Icon: Emily Wilding Davison

One hundred years ago today, an Oxford-educated governess named Emily Wilding Davison stepped out in front of King George V's horse at the Epsom Derby to draw attention to the cause of the Suffragettes, sustaining injuries that resulted in her death four days later. She had been jailed for Suffrage activism on nine occasions, and force-fed 49 times. On the eve of the 1911 UK census she hid in a cupboard in the Palace of Westminster overnight so that on the census form she could legitimately claim her residence as the "House of Commons". There were no other women rightfully present in the House of Commons until 1919 when the first elected female Member of Parliament, Viscountess Nancy Astor, took her seat. Incidentally, it would be eleven more years before Astor could have voted for herself; while women in the United States could legally vote in 1920, women in Britain were not granted the right to vote until 1928.

Whether you call yourself a feminist or not, we have Davison and her sisters to thank for not only giving women the ability to vote, but to to hold public office, own our own houses, buy our own cars, for making it legal for our paychecks to go into our own bank accounts, to choose whether to "lean in" or "lean out," and to make our own decisions for ourselves.

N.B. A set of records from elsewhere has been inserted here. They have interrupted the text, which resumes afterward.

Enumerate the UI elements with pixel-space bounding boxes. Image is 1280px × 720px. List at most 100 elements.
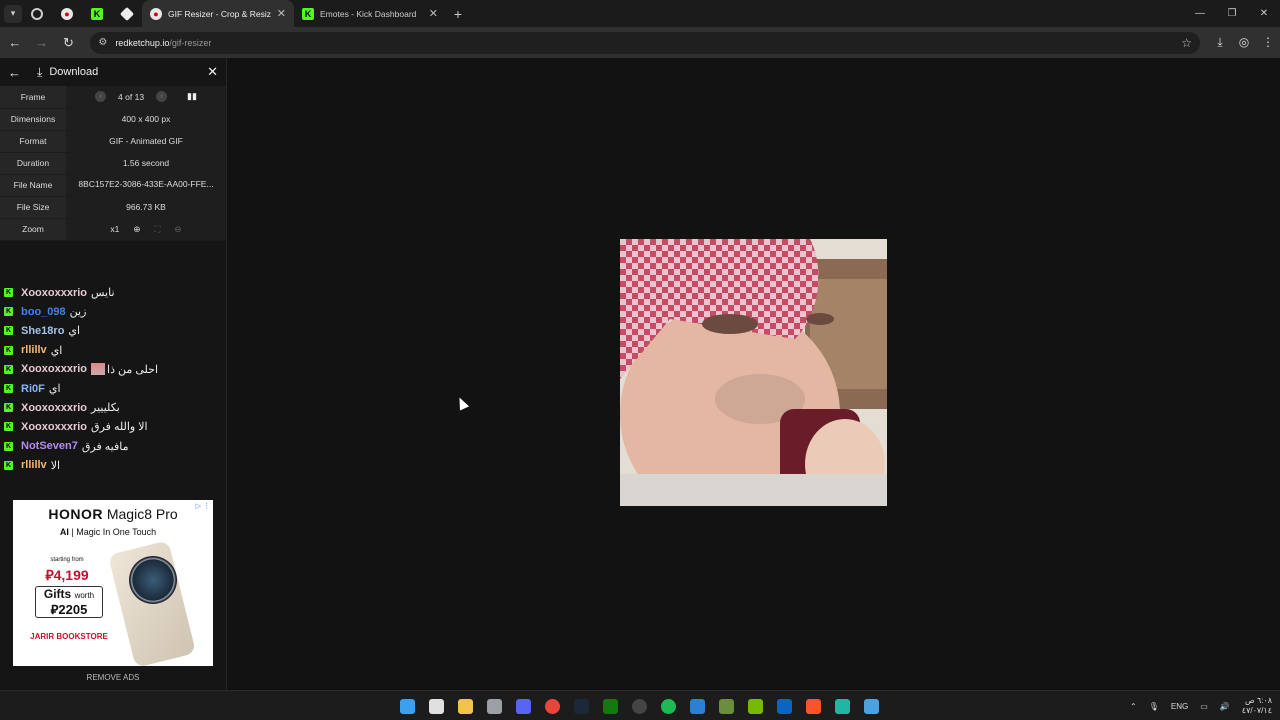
kick-badge-icon: K — [4, 384, 13, 394]
gif-frame-graphic — [620, 239, 887, 506]
advertisement[interactable]: ▷ ⋮ HONOR Magic8 Pro AI | Magic In One T… — [13, 500, 213, 666]
volume-icon[interactable]: 🔊 — [1220, 702, 1230, 711]
pinned-tab-4[interactable] — [112, 0, 142, 27]
close-window-button[interactable]: ✕ — [1248, 0, 1280, 27]
language-indicator[interactable]: ENG — [1171, 702, 1188, 711]
chat-username[interactable]: Xooxoxxxrio — [21, 402, 87, 414]
gif-preview-image[interactable] — [620, 239, 887, 506]
close-tab-icon[interactable]: ✕ — [429, 7, 438, 20]
url-path: /gif-resizer — [169, 37, 212, 48]
browser-window: ▾ ● K ● GIF Resizer - Crop & Resize Ani … — [0, 0, 1280, 720]
remove-ads-link[interactable]: REMOVE ADS — [13, 673, 213, 682]
chat-message: K Xooxoxxxrio نايس — [4, 283, 224, 302]
fit-screen-icon[interactable]: ⛶ — [155, 224, 161, 235]
format-value: GIF - Animated GIF — [66, 130, 226, 153]
file-name-label: File Name — [0, 174, 66, 197]
chat-message: Krllillv اي — [4, 341, 224, 360]
taskbar-photos-icon[interactable] — [857, 691, 886, 720]
taskbar-minecraft-icon[interactable] — [712, 691, 741, 720]
taskbar-windows-start-icon[interactable] — [393, 691, 422, 720]
chat-text: احلى من ذا — [107, 363, 159, 376]
tab-gif-resizer[interactable]: ● GIF Resizer - Crop & Resize Ani ✕ — [142, 0, 294, 27]
kick-badge-icon: K — [4, 422, 13, 432]
downloads-icon[interactable]: ⤓ — [1208, 35, 1232, 50]
chat-username[interactable]: NotSeven7 — [21, 440, 78, 452]
restore-button[interactable]: ❐ — [1216, 0, 1248, 27]
reload-button[interactable]: ↻ — [57, 35, 81, 51]
pinned-tab-2[interactable]: ● — [52, 0, 82, 27]
chat-message: K Ri0F اي — [4, 379, 224, 398]
taskbar-settings-icon[interactable] — [480, 691, 509, 720]
chat-text: الا — [50, 459, 61, 472]
file-name-value: 8BC157E2-3086-433E-AA00-FFE... — [78, 179, 214, 189]
zoom-out-icon[interactable]: ⊖ — [174, 224, 181, 235]
taskbar-brave-icon[interactable] — [799, 691, 828, 720]
forward-button[interactable]: → — [30, 35, 54, 50]
tray-overflow-icon[interactable]: ⌃ — [1130, 702, 1137, 711]
download-button[interactable]: Download — [49, 66, 98, 78]
ad-price: ⃁4,199 — [45, 567, 89, 583]
taskbar-file-explorer-icon[interactable] — [451, 691, 480, 720]
next-frame-icon[interactable]: › — [156, 91, 168, 103]
chat-text: اي — [48, 383, 61, 396]
chat-username[interactable]: Xooxoxxxrio — [21, 363, 87, 375]
zoom-value: x1 — [110, 224, 120, 234]
url-host: redketchup.io — [115, 37, 170, 48]
chat-username[interactable]: Ri0F — [21, 383, 45, 395]
tab-kick-emotes[interactable]: K Emotes - Kick Dashboard ✕ — [294, 0, 446, 27]
clock-time: ٦:٠٨ ص — [1244, 696, 1272, 705]
file-size-label: File Size — [0, 196, 66, 219]
chat-username[interactable]: She18ro — [21, 325, 64, 337]
chat-message: K Xooxoxxxrio الا والله فرق — [4, 417, 224, 436]
tab-title: GIF Resizer - Crop & Resize Ani — [168, 8, 271, 19]
microphone-icon[interactable]: 🎙 — [1149, 702, 1159, 711]
taskbar-nvidia-icon[interactable] — [741, 691, 770, 720]
browser-menu-icon[interactable]: ⋮ — [1256, 35, 1280, 50]
pinned-tab-1[interactable] — [22, 0, 52, 27]
chat-username[interactable]: boo_098 — [21, 306, 66, 318]
site-info-icon[interactable]: ⚙ — [98, 37, 107, 48]
address-bar[interactable]: ⚙ redketchup.io/gif-resizer ☆ — [90, 31, 1201, 54]
taskbar-chrome-icon[interactable] — [538, 691, 567, 720]
chat-username[interactable]: rllillv — [21, 459, 47, 471]
taskbar-obs-icon[interactable] — [625, 691, 654, 720]
close-icon[interactable]: ✕ — [207, 64, 218, 80]
pause-icon[interactable]: ▮▮ — [187, 91, 197, 102]
system-tray: ⌃ 🎙 ENG ▭ 🔊 ٦:٠٨ ص ٤٧/٠٧/١٤ — [1118, 691, 1272, 720]
pinned-tab-3[interactable]: K — [82, 0, 112, 27]
ad-store-logo: JARIR BOOKSTORE — [30, 632, 108, 641]
back-button[interactable]: ← — [3, 35, 27, 50]
table-row: Format GIF - Animated GIF — [0, 130, 226, 153]
gif-canvas-area[interactable] — [228, 58, 1280, 690]
clock[interactable]: ٦:٠٨ ص ٤٧/٠٧/١٤ — [1242, 696, 1272, 716]
minimize-button[interactable]: — — [1184, 0, 1216, 27]
chat-text: اي — [50, 344, 63, 357]
clock-date: ٤٧/٠٧/١٤ — [1241, 706, 1272, 715]
prev-frame-icon[interactable]: ‹ — [95, 91, 107, 103]
taskbar-store-icon[interactable] — [422, 691, 451, 720]
taskbar-steam-icon[interactable] — [567, 691, 596, 720]
close-tab-icon[interactable]: ✕ — [277, 7, 286, 20]
chat-username[interactable]: Xooxoxxxrio — [21, 287, 87, 299]
taskbar-audio-app-icon[interactable] — [828, 691, 857, 720]
tab-search-button[interactable]: ▾ — [4, 4, 22, 23]
chat-username[interactable]: rllillv — [21, 344, 47, 356]
profile-icon[interactable]: ◎ — [1232, 35, 1256, 50]
taskbar-spotify-icon[interactable] — [654, 691, 683, 720]
taskbar-outlook-icon[interactable] — [770, 691, 799, 720]
ad-ai-label: AI — [59, 527, 69, 537]
phone-camera-image — [129, 556, 177, 604]
kick-logo-icon: K — [91, 7, 103, 20]
back-arrow-icon[interactable]: ← — [8, 65, 21, 80]
bookmark-star-icon[interactable]: ☆ — [1181, 36, 1192, 50]
new-tab-button[interactable]: + — [446, 6, 470, 22]
chat-username[interactable]: Xooxoxxxrio — [21, 421, 87, 433]
ad-brand: HONOR — [48, 506, 103, 522]
taskbar-discord-icon[interactable] — [509, 691, 538, 720]
ad-gifts-value: ⃁2205 — [50, 602, 88, 617]
taskbar-xbox-icon[interactable] — [596, 691, 625, 720]
taskbar-ccleaner-icon[interactable] — [683, 691, 712, 720]
zoom-in-icon[interactable]: ⊕ — [133, 224, 140, 235]
download-icon[interactable]: ⤓ — [37, 65, 42, 80]
network-icon[interactable]: ▭ — [1200, 702, 1208, 711]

So in honor of this brave woman who was willing to give her own life for a cause she believed in, let us ensure her spirit of hope and defiance lives on. Let us not stand idly by while the man squashed next to us on the Tube ogles a Page 3 Girl, let us not ever miss the chance to vote, let us not allow Disney to sexualize its princesses, let us be paid equally and fairly for equal work, let us raise our daughters to be strong and good, let us not keep quiet and not make a fuss when an issue we care about crosses our paths. Let us be active, courageous citizens until all people, regardless of gender, can stand on equal footing. We are bright, proud, amazing women: let us stand tall, shout loudly, and be heard.